Die Bayern kommen mit einem blauen Auge davon. In letzter Sekunde drehen die Münchner nach 0:1-Rückstand gegen den FC St. Pauli die Partie und erhöhen dann sogar noch auf 3:1. Christian Ilzers Hoffenheim befinden sich weiterhin auf dem Aufschwung. Gegen den FC Augsburg gewann man klar mit 3:0 und bleibt damit auf dem Top-drei-Kurs.
In München ging der Underdog in Führung, und Konrad Laimer hatte daran seine Aktien. Der Salzburger spielte zunächst einen Fehlpass und gab unmittelbar danach unter Bedrängnis erneut den Ball her. Das nutzten die Hamburger, Andreas Hountondji versenkte das Leder im kurzen Eck (6.). Die Bayern taten sich schwer, hatten aber auch Pech. Schüsse von Lennart Karl (23.) und Tom Bischof (35.) landeten am Torgebälk. Raphael Guerreiro machte es besser und netzte nach Vorlage von Luis Diaz zum Ausgleich (44.). Harry Kane traf in der zweiten Hälfte ebenfalls nur die Stange (81.). In der Nachspielzeit war jedoch Diaz per Kopf zur Stelle (93.), Nicolas Jackson machte kurz darauf alles klar (96.).

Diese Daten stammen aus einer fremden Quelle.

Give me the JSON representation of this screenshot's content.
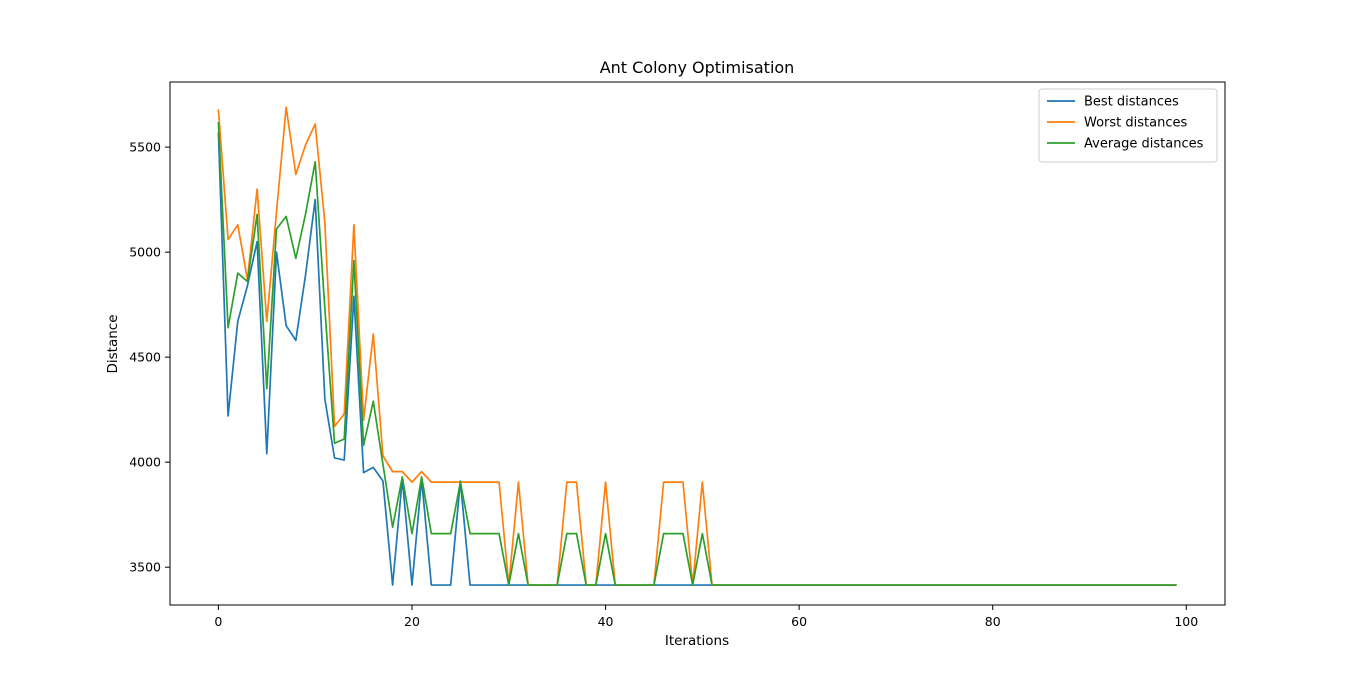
{
  "chart_data": {
    "type": "line",
    "title": "Ant Colony Optimisation",
    "xlabel": "Iterations",
    "ylabel": "Distance",
    "xlim": [
      -5,
      104
    ],
    "ylim": [
      3320,
      5810
    ],
    "xticks": [
      0,
      20,
      40,
      60,
      80,
      100
    ],
    "yticks": [
      3500,
      4000,
      4500,
      5000,
      5500
    ],
    "grid": false,
    "legend_position": "top-right",
    "x": [
      0,
      1,
      2,
      3,
      4,
      5,
      6,
      7,
      8,
      9,
      10,
      11,
      12,
      13,
      14,
      15,
      16,
      17,
      18,
      19,
      20,
      21,
      22,
      23,
      24,
      25,
      26,
      27,
      28,
      29,
      30,
      31,
      32,
      33,
      34,
      35,
      36,
      37,
      38,
      39,
      40,
      41,
      42,
      43,
      44,
      45,
      46,
      47,
      48,
      49,
      50,
      51,
      52,
      53,
      54,
      55,
      56,
      57,
      58,
      59,
      60,
      61,
      62,
      63,
      64,
      65,
      66,
      67,
      68,
      69,
      70,
      71,
      72,
      73,
      74,
      75,
      76,
      77,
      78,
      79,
      80,
      81,
      82,
      83,
      84,
      85,
      86,
      87,
      88,
      89,
      90,
      91,
      92,
      93,
      94,
      95,
      96,
      97,
      98,
      99
    ],
    "series": [
      {
        "name": "Best distances",
        "color": "#1f77b4",
        "values": [
          5570,
          4220,
          4670,
          4840,
          5050,
          4040,
          5000,
          4650,
          4580,
          4890,
          5250,
          4300,
          4020,
          4010,
          4790,
          3950,
          3975,
          3910,
          3415,
          3920,
          3415,
          3920,
          3415,
          3415,
          3415,
          3910,
          3415,
          3415,
          3415,
          3415,
          3415,
          3415,
          3415,
          3415,
          3415,
          3415,
          3415,
          3415,
          3415,
          3415,
          3415,
          3415,
          3415,
          3415,
          3415,
          3415,
          3415,
          3415,
          3415,
          3415,
          3415,
          3415,
          3415,
          3415,
          3415,
          3415,
          3415,
          3415,
          3415,
          3415,
          3415,
          3415,
          3415,
          3415,
          3415,
          3415,
          3415,
          3415,
          3415,
          3415,
          3415,
          3415,
          3415,
          3415,
          3415,
          3415,
          3415,
          3415,
          3415,
          3415,
          3415,
          3415,
          3415,
          3415,
          3415,
          3415,
          3415,
          3415,
          3415,
          3415,
          3415,
          3415,
          3415,
          3415,
          3415,
          3415,
          3415,
          3415,
          3415,
          3415
        ]
      },
      {
        "name": "Worst distances",
        "color": "#ff7f0e",
        "values": [
          5680,
          5060,
          5130,
          4870,
          5300,
          4670,
          5190,
          5690,
          5370,
          5510,
          5610,
          5140,
          4170,
          4230,
          5130,
          4200,
          4610,
          4030,
          3955,
          3955,
          3905,
          3955,
          3905,
          3905,
          3905,
          3905,
          3905,
          3905,
          3905,
          3905,
          3415,
          3905,
          3415,
          3415,
          3415,
          3415,
          3905,
          3905,
          3415,
          3415,
          3905,
          3415,
          3415,
          3415,
          3415,
          3415,
          3905,
          3905,
          3905,
          3415,
          3905,
          3415,
          3415,
          3415,
          3415,
          3415,
          3415,
          3415,
          3415,
          3415,
          3415,
          3415,
          3415,
          3415,
          3415,
          3415,
          3415,
          3415,
          3415,
          3415,
          3415,
          3415,
          3415,
          3415,
          3415,
          3415,
          3415,
          3415,
          3415,
          3415,
          3415,
          3415,
          3415,
          3415,
          3415,
          3415,
          3415,
          3415,
          3415,
          3415,
          3415,
          3415,
          3415,
          3415,
          3415,
          3415,
          3415,
          3415,
          3415,
          3415
        ]
      },
      {
        "name": "Average distances",
        "color": "#2ca02c",
        "values": [
          5620,
          4640,
          4900,
          4860,
          5180,
          4350,
          5110,
          5170,
          4970,
          5180,
          5430,
          4730,
          4090,
          4110,
          4960,
          4080,
          4290,
          3990,
          3690,
          3930,
          3660,
          3930,
          3660,
          3660,
          3660,
          3905,
          3660,
          3660,
          3660,
          3660,
          3415,
          3660,
          3415,
          3415,
          3415,
          3415,
          3660,
          3660,
          3415,
          3415,
          3660,
          3415,
          3415,
          3415,
          3415,
          3415,
          3660,
          3660,
          3660,
          3415,
          3660,
          3415,
          3415,
          3415,
          3415,
          3415,
          3415,
          3415,
          3415,
          3415,
          3415,
          3415,
          3415,
          3415,
          3415,
          3415,
          3415,
          3415,
          3415,
          3415,
          3415,
          3415,
          3415,
          3415,
          3415,
          3415,
          3415,
          3415,
          3415,
          3415,
          3415,
          3415,
          3415,
          3415,
          3415,
          3415,
          3415,
          3415,
          3415,
          3415,
          3415,
          3415,
          3415,
          3415,
          3415,
          3415,
          3415,
          3415,
          3415,
          3415
        ]
      }
    ]
  }
}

Spätes Gegentor für Bremen
In Bremen sah zunächst der Kapitän wie der Matchwinner aus. Nach einem Eckball von Romano Schmid brachten die Kölner den Ball nicht aus der Gefahrenzone, nach einer Flanke war Friedl per Kopf zur Stelle (22.). Neben Schmid und Friedl stand bei Werder auch Marco Grüll in der Startelf. Bei den Gästen wurde Florian Kainz kurz vor Schluss eingewechselt, er sah, wie Teamkollege Said El Mala spät einen Punkt für Köln rettete (91.).
Hoffenheim arbeitet sich nach vorne
Die TSG erledigte ihre Aufgaben gegen Augsburg bereits in der ersten Hälfte. Bazoumana Toure (16.), Wouter Burger (26.) und ein kurioses Eigentor des Schweizers Cedric Zesiger (45.) sorgten früh für klare Verhältnisse zugunsten der Ilzer-Truppe, bei der Alexander Prass in der Schlussphase eingewechselt wurde. Hoffenheim hat in den letzten sechs Meisterschaftsspielen 16 Punkte eingesammelt und liegt nun vorerst auf Rang vier.
Union Berlin verspielt Sieg
Union Berlin verlor nach 1:0-Führung in den Schlussminuten noch 1:2 gegen Heidenheim, das damit die Rote Laterne an Mainz abgab. Leopold Querfeld und Kapitän Christopher Trimmel spielten bei den Berlinern ebenso von Beginn an wie bei den Heidenheimern Mathias Honsak, der mit einem Lattenschuss Pech hatte (9.).